- Developer: Michele Rocco Smeets
- Publisher: MTS Freestyle
- Platforms: Android, PC, Mac
- Release: July 2013
- Genre: Endless runner
- Mode: Single player

= Snowden Run 3D =

2013 video game

Snowden Run 3D is an endless runner video game created by Belgian computer programmer Michele Rocco Smeets. The program was released in July 2013 for Android operating systems, PC, and Mac computers. The game is very loosely based on NSA whistleblower Edward Snowden.

==Gameplay==
Snowden Run 3D plays as a free-to-play endless runner. Played in a behind the back, third person viewpoint, "Snowden" automatically runs forward, and the player must direct Snowden through the levels with swiping motions using a touch screen, to avoid obstacles and collect certain items. Specifically, the player is to direct Snowden into USB sticks and laptops in order to collect "sensitive information", while trying to avoid "Agent Jake", who chases after Snowden with the intent of imprisoning him. The player at times also has the option to call "Uncle Putin" on a cell phone, who will drop a hydrogen bomb on the location, which helps clear a path and further the distance between Snowden and Agent Jake.

The game contains three different randomly generated levels; NSA Headquarters, Hong Kong and Moscow Sheremetyevo Airport. The levels play out infinitely, with no way to win or finish. Upon inevitably being captured, Snowden is captured and sent to Guantanamo Bay, where the game ends.

The game's soundtrack features music from Peruvian born American rapper and social activist Immortal Technique.

==Development==
The game was developed by programmer Michele Rocco Smeets, who states that the game took only 30 hours of development time. Smeets had noted how many spinoffs of Temple Run existed on the Google Play and iOS App Store, and was inspired to attempt to create one of his own. In early planning stages, at one point, he imagined the game as being more in the vein of a traditional platform game, such as Super Mario Bros., but eventually felt that the constant running of an endless runner was more appropriate and symbolic of the nature of Edward Snowden and the NSA. The game was originally intended as a Ludum Dare entry, an accelerated video game development contest. Smeets states that the game is meant to be a neutral and unbiased parody of Edward Snowden's involvement in the Global surveillance disclosures of 2013, and was not made out of any political motivation or affiliation.

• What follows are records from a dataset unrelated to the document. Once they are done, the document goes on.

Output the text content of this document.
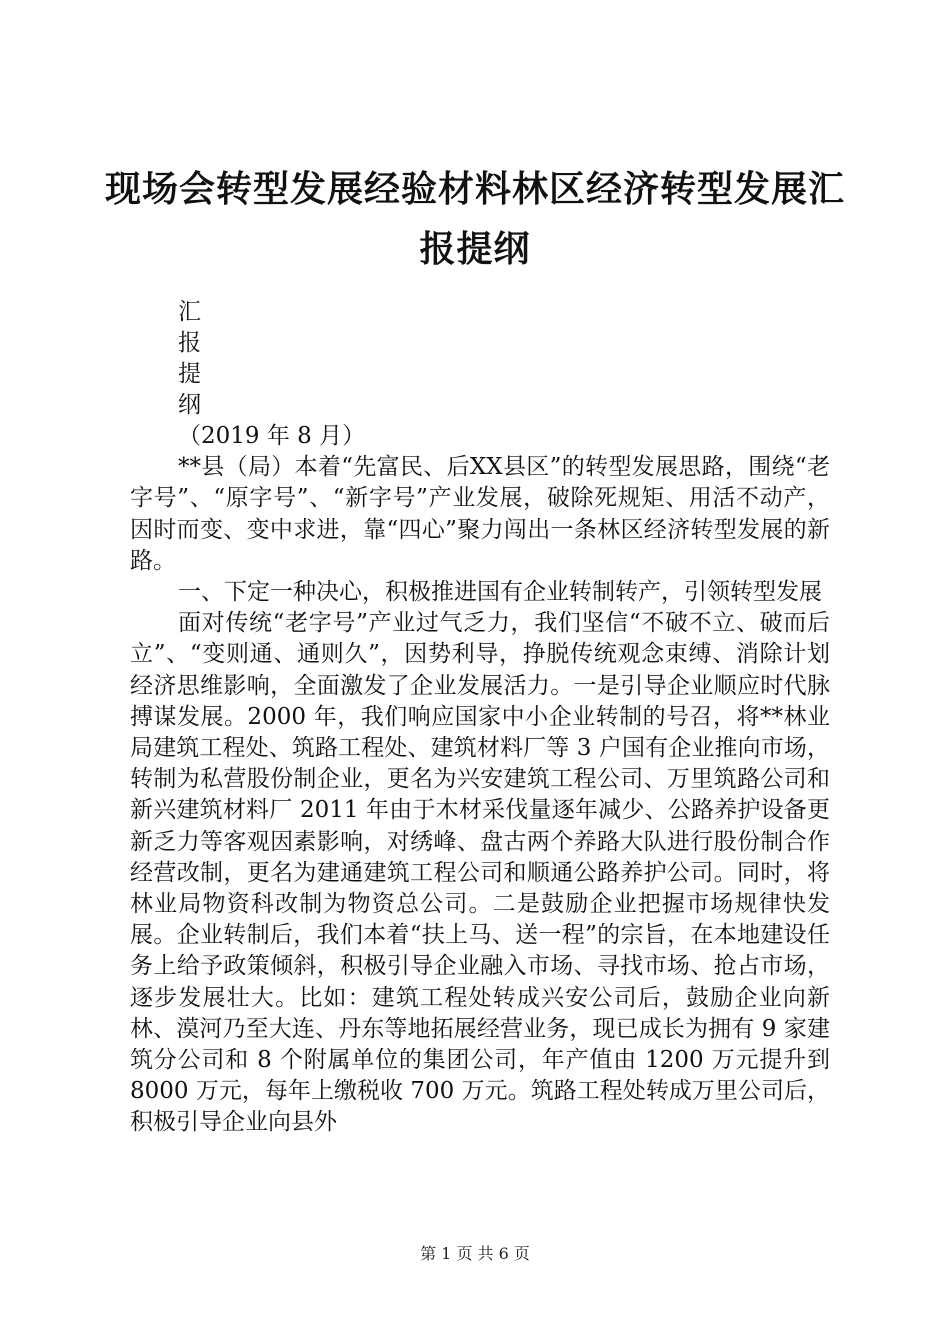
现场会转型发展经验材料林区经济转型发展汇报提纲
汇
报
提
纲

（2019 年 8 月）

**县（局）本着“先富民、后XX县区”的转型发展思路，围绕“老字号”、“原字号”、“新字号”产业发展，破除死规矩、用活不动产，因时而变、变中求进，靠“四心”聚力闯出一条林区经济转型发展的新路。

一、下定一种决心，积极推进国有企业转制转产，引领转型发展

面对传统“老字号”产业过气乏力，我们坚信“不破不立、破而后立”、“变则通、通则久”，因势利导，挣脱传统观念束缚、消除计划经济思维影响，全面激发了企业发展活力。一是引导企业顺应时代脉搏谋发展。2000 年，我们响应国家中小企业转制的号召，将**林业局建筑工程处、筑路工程处、建筑材料厂等 3 户国有企业推向市场，转制为私营股份制企业，更名为兴安建筑工程公司、万里筑路公司和新兴建筑材料厂 2011 年由于木材采伐量逐年减少、公路养护设备更新乏力等客观因素影响，对绣峰、盘古两个养路大队进行股份制合作经营改制，更名为建通建筑工程公司和顺通公路养护公司。同时，将林业局物资科改制为物资总公司。二是鼓励企业把握市场规律快发展。企业转制后，我们本着“扶上马、送一程”的宗旨，在本地建设任务上给予政策倾斜，积极引导企业融入市场、寻找市场、抢占市场，逐步发展壮大。比如：建筑工程处转成兴安公司后，鼓励企业向新林、漠河乃至大连、丹东等地拓展经营业务，现已成长为拥有 9 家建筑分公司和 8 个附属单位的集团公司，年产值由 1200 万元提升到 8000 万元，每年上缴税收 700 万元。筑路工程处转成万里公司后，积极引导企业向县外

第 1 页 共 6 页
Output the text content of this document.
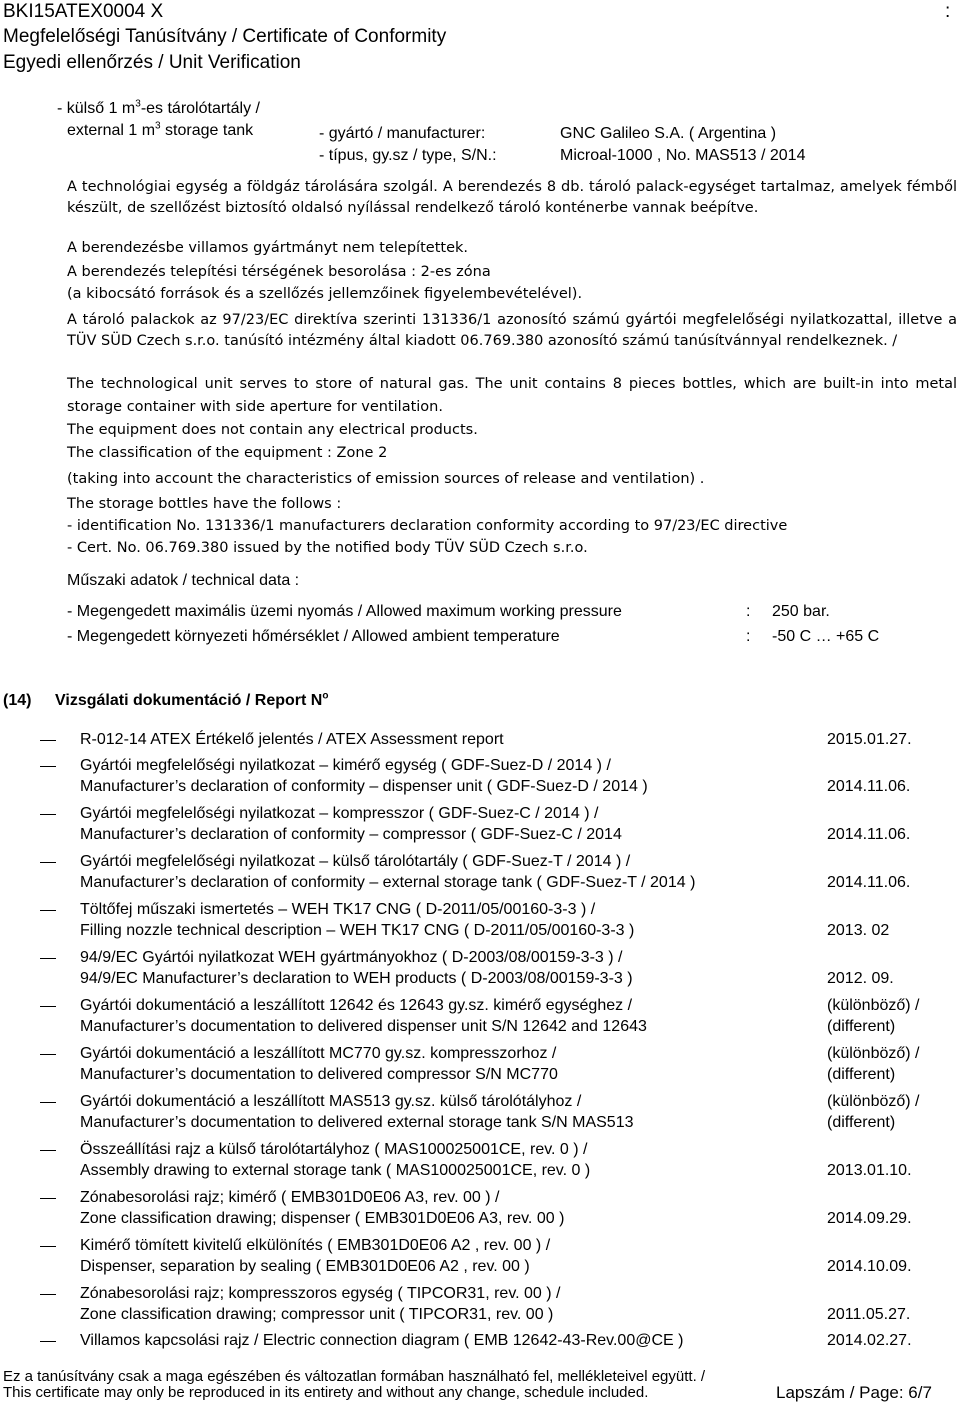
BKI15ATEX0004 X	:
Megfelelőségi Tanúsítvány / Certificate of Conformity
Egyedi ellenőrzés / Unit Verification
- külső 1 $m^3-es$ tárolótartály /
external 1 $m^3$ storage tank	- gyártó / manufacturer:	GNC Galileo S.A. ( Argentina )
- típus, gy.sz / type, S/N.:	Microal-1000 , No. MAS513 / 2014
A technológiai egység a földgáz tárolására szolgál. A berendezés 8 db. tároló palack-egységet tartalmaz, amelyek fémből készült, de szellőzést biztosító oldalsó nyílással rendelkező tároló konténerbe vannak beépítve.
A berendezésbe villamos gyártmányt nem telepítettek.
A berendezés telepítési térségének besorolása : 2-es zóna
(a kibocsátó források és a szellőzés jellemzőinek figyelembevételével).
A tároló palackok az 97/23/EC direktíva szerinti 131336/1 azonosító számú gyártói megfelelőségi nyilatkozattal, illetve a TÜV SÜD Czech s.r.o. tanúsító intézmény által kiadott 06.769.380 azonosító számú tanúsítvánnyal rendelkeznek. /
The technological unit serves to store of natural gas. The unit contains 8 pieces bottles, which are built-in into metal storage container with side aperture for ventilation.
The equipment does not contain any electrical products.
The classification of the equipment : Zone 2
(taking into account the characteristics of emission sources of release and ventilation) .
The storage bottles have the follows :
- identification No. 131336/1 manufacturers declaration conformity according to 97/23/EC directive
- Cert. No. 06.769.380 issued by the notified body TÜV SÜD Czech s.r.o.
Műszaki adatok / technical data :
- Megengedett maximális üzemi nyomás / Allowed maximum working pressure	: 250 bar.
- Megengedett környezeti hőmérséklet / Allowed ambient temperature	: -50 C … +65 C
(14) Vizsgálati dokumentáció / Report $N^o$
R-012-14 ATEX Értékelő jelentés / ATEX Assessment report	2015.01.27.
Gyártói megfelelőségi nyilatkozat – kimérő egység ( GDF-Suez-D / 2014 ) /
Manufacturer’s declaration of conformity – dispenser unit ( GDF-Suez-D / 2014 )	2014.11.06.
Gyártói megfelelőségi nyilatkozat – kompresszor ( GDF-Suez-C / 2014 ) /
Manufacturer’s declaration of conformity – compressor ( GDF-Suez-C / 2014	2014.11.06.
Gyártói megfelelőségi nyilatkozat – külső tárolótartály ( GDF-Suez-T / 2014 ) /
Manufacturer’s declaration of conformity – external storage tank ( GDF-Suez-T / 2014 )	2014.11.06.
Töltőfej műszaki ismertetés – WEH TK17 CNG ( D-2011/05/00160-3-3 ) /
Filling nozzle technical description – WEH TK17 CNG ( D-2011/05/00160-3-3 )	2013. 02
94/9/EC Gyártói nyilatkozat WEH gyártmányokhoz ( D-2003/08/00159-3-3 ) /
94/9/EC Manufacturer’s declaration to WEH products ( D-2003/08/00159-3-3 )	2012. 09.
Gyártói dokumentáció a leszállított 12642 és 12643 gy.sz. kimérő egységhez /	(különböző) /
Manufacturer’s documentation to delivered dispenser unit S/N 12642 and 12643	(different)
Gyártói dokumentáció a leszállított MC770 gy.sz. kompresszorhoz /	(különböző) /
Manufacturer’s documentation to delivered compressor S/N MC770	(different)
Gyártói dokumentáció a leszállított MAS513 gy.sz. külső tárolótályhoz /	(különböző) /
Manufacturer’s documentation to delivered external storage tank S/N MAS513	(different)
Összeállítási rajz a külső tárolótartályhoz ( MAS100025001CE, rev. 0 ) /
Assembly drawing to external storage tank ( MAS100025001CE, rev. 0 )	2013.01.10.
Zónabesorolási rajz; kimérő ( EMB301D0E06 A3, rev. 00 ) /
Zone classification drawing; dispenser ( EMB301D0E06 A3, rev. 00 )	2014.09.29.
Kimérő tömített kivitelű elkülönítés ( EMB301D0E06 A2 , rev. 00 ) /
Dispenser, separation by sealing ( EMB301D0E06 A2 , rev. 00 )	2014.10.09.
Zónabesorolási rajz; kompresszoros egység ( TIPCOR31, rev. 00 ) /
Zone classification drawing; compressor unit ( TIPCOR31, rev. 00 )	2011.05.27.
Villamos kapcsolási rajz / Electric connection diagram ( EMB 12642-43-Rev.00@CE )	2014.02.27.
Ez a tanúsítvány csak a maga egészében és változatlan formában használható fel, mellékleteivel együtt. /
This certificate may only be reproduced in its entirety and without any change, schedule included.	Lapszám / Page: 6/7
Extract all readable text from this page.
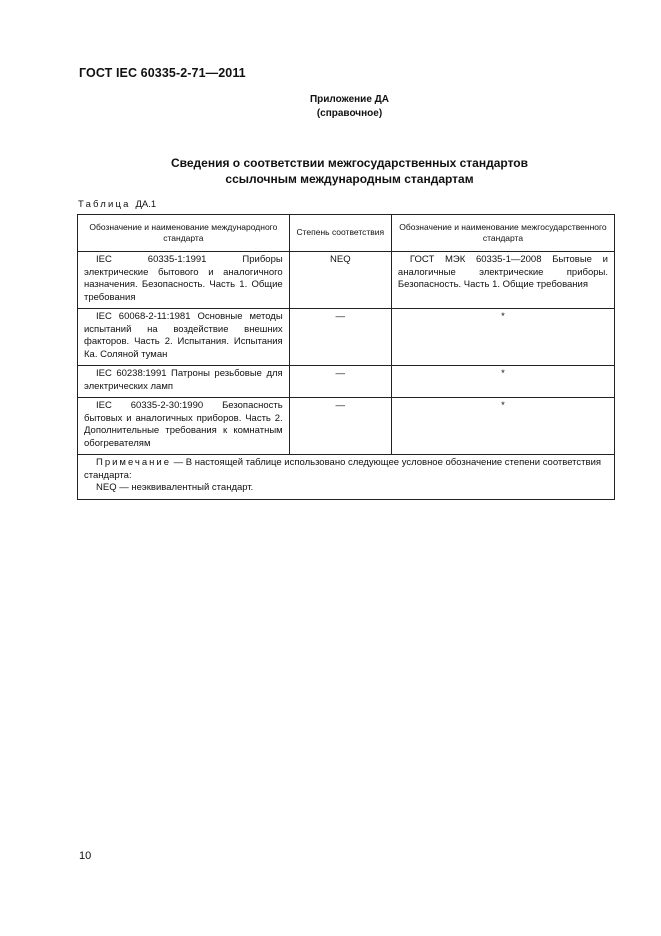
ГОСТ IEC 60335-2-71—2011
Приложение ДА
(справочное)
Сведения о соответствии межгосударственных стандартов
ссылочным международным стандартам
Таблица ДА.1
Обозначение и наименование международного стандарта	Степень соответствия	Обозначение и наименование межгосударственного стандарта
IEC 60335-1:1991 Приборы электрические бытового и аналогичного назначения. Безопасность. Часть 1. Общие требования	NEQ	ГОСТ МЭК 60335-1—2008 Бытовые и аналогичные электрические приборы. Безопасность. Часть 1. Общие требования
IEC 60068-2-11:1981 Основные методы испытаний на воздействие внешних факторов. Часть 2. Испытания. Испытания Ка. Соляной туман	—	*
IEC 60238:1991 Патроны резьбовые для электрических ламп	—	*
IEC 60335-2-30:1990 Безопасность бытовых и аналогичных приборов. Часть 2. Дополнительные требования к комнатным обогревателям	—	*
Примечание — В настоящей таблице использовано следующее условное обозначение степени соответствия стандарта:
NEQ — неэквивалентный стандарт.		
10
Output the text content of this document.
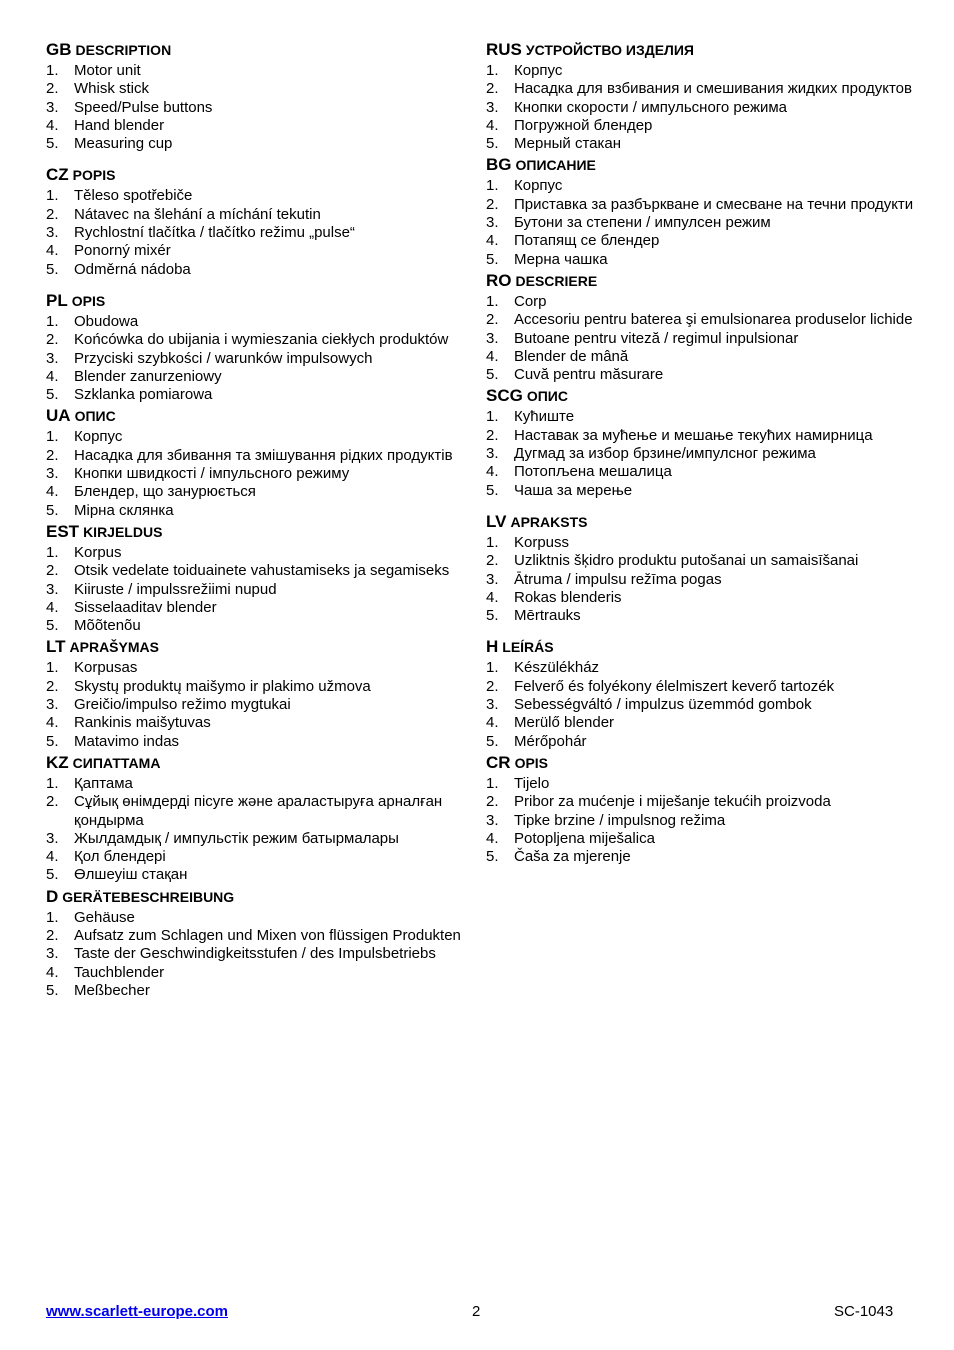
GB DESCRIPTION
1. Motor unit
2. Whisk stick
3. Speed/Pulse buttons
4. Hand blender
5. Measuring cup
CZ POPIS
1. Těleso spotřebiče
2. Nátavec na šlehání a míchání tekutin
3. Rychlostní tlačítka / tlačítko režimu „pulse“
4. Ponorný mixér
5. Odměrná nádoba
PL OPIS
1. Obudowa
2. Końcówka do ubijania i wymieszania ciekłych produktów
3. Przyciski szybkości / warunków impulsowych
4. Blender zanurzeniowy
5. Szklanka pomiarowa
UA ОПИС
1. Корпус
2. Насадка для збивання та змішування рідких продуктів
3. Кнопки швидкості / імпульсного режиму
4. Блендер, що занурюється
5. Мірна склянка
EST KIRJELDUS
1. Korpus
2. Otsik vedelate toiduainete vahustamiseks ja segamiseks
3. Kiiruste / impulssrežiimi nupud
4. Sisselaaditav blender
5. Mõõtenõu
LT APRAŠYMAS
1. Korpusas
2. Skystų produktų maišymo ir plakimo užmova
3. Greičio/impulso režimo mygtukai
4. Rankinis maišytuvas
5. Matavimo indas
KZ СИПАТТАМА
1. Қаптама
2. Сұйық өнімдерді пісуге және араластыруға арналған қондырма
3. Жылдамдық / импульстік режим батырмалары
4. Қол блендері
5. Өлшеуіш стақан
D GERÄTEBESCHREIBUNG
1. Gehäuse
2. Aufsatz zum Schlagen und Mixen von flüssigen Produkten
3. Taste der Geschwindigkeitsstufen / des Impulsbetriebs
4. Tauchblender
5. Meßbecher
RUS УСТРОЙСТВО ИЗДЕЛИЯ
1. Корпус
2. Насадка для взбивания и смешивания жидких продуктов
3. Кнопки скорости / импульсного режима
4. Погружной блендер
5. Мерный стакан
BG ОПИСАНИЕ
1. Корпус
2. Приставка за разбъркване и смесване на течни продукти
3. Бутони за степени / импулсен режим
4. Потапящ се блендер
5. Мерна чашка
RO DESCRIERE
1. Corp
2. Accesoriu pentru baterea şi emulsionarea produselor lichide
3. Butoane pentru viteză / regimul inpulsionar
4. Blender de mână
5. Cuvă pentru măsurare
SCG ОПИС
1. Кућиште
2. Наставак за мућење и мешање текућих намирница
3. Дугмад за избор брзине/импулсног режима
4. Потопљена мешалица
5. Чаша за мерење
LV APRAKSTS
1. Korpuss
2. Uzliktnis šķidro produktu putošanai un samaisīšanai
3. Ātruma / impulsu režīma pogas
4. Rokas blenderis
5. Mērtrauks
H LEÍRÁS
1. Készülékház
2. Felverő és folyékony élelmiszert keverő tartozék
3. Sebességváltó / impulzus üzemmód gombok
4. Merülő blender
5. Mérőpohár
CR OPIS
1. Tijelo
2. Pribor za mućenje i miješanje tekućih proizvoda
3. Tipke brzine / impulsnog režima
4. Potopljena miješalica
5. Čaša za mjerenje
www.scarlett-europe.com	2	SC-1043
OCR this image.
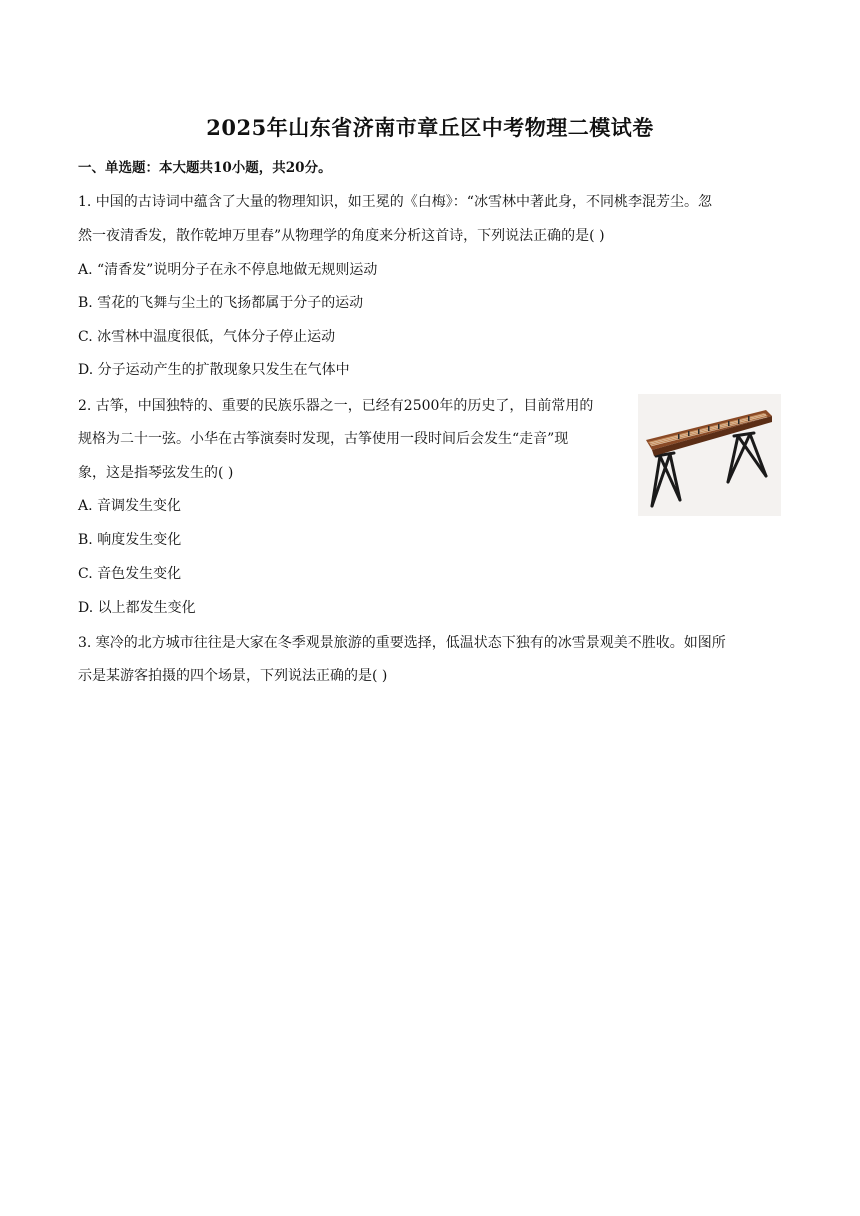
2025年山东省济南市章丘区中考物理二模试卷
一、单选题：本大题共10小题，共20分。
1. 中国的古诗词中蕴含了大量的物理知识，如王冕的《白梅》：“冰雪林中著此身，不同桃李混芳尘。忽
然一夜清香发，散作乾坤万里春”从物理学的角度来分析这首诗，下列说法正确的是( )
A. “清香发”说明分子在永不停息地做无规则运动
B. 雪花的飞舞与尘土的飞扬都属于分子的运动
C. 冰雪林中温度很低，气体分子停止运动
D. 分子运动产生的扩散现象只发生在气体中
2. 古筝，中国独特的、重要的民族乐器之一，已经有2500年的历史了，目前常用的
规格为二十一弦。小华在古筝演奏时发现，古筝使用一段时间后会发生“走音”现
象，这是指琴弦发生的( )
A. 音调发生变化
B. 响度发生变化
C. 音色发生变化
D. 以上都发生变化
3. 寒冷的北方城市往往是大家在冬季观景旅游的重要选择，低温状态下独有的冰雪景观美不胜收。如图所
示是某游客拍摄的四个场景，下列说法正确的是( )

A version of the game for iOS has been announced, but has not been released or given a release date.

==Reception==
Reception for the game was generally mixed. GameZone criticized the game for being difficult and buggy, but overall advocated at least giving the game a try as "amusing way to pass time", and compared it favorably to Hudson Soft's Adventure Island video game from the 1980s. Kotaku was less enthusiastic, referring to the game as "pretty awful".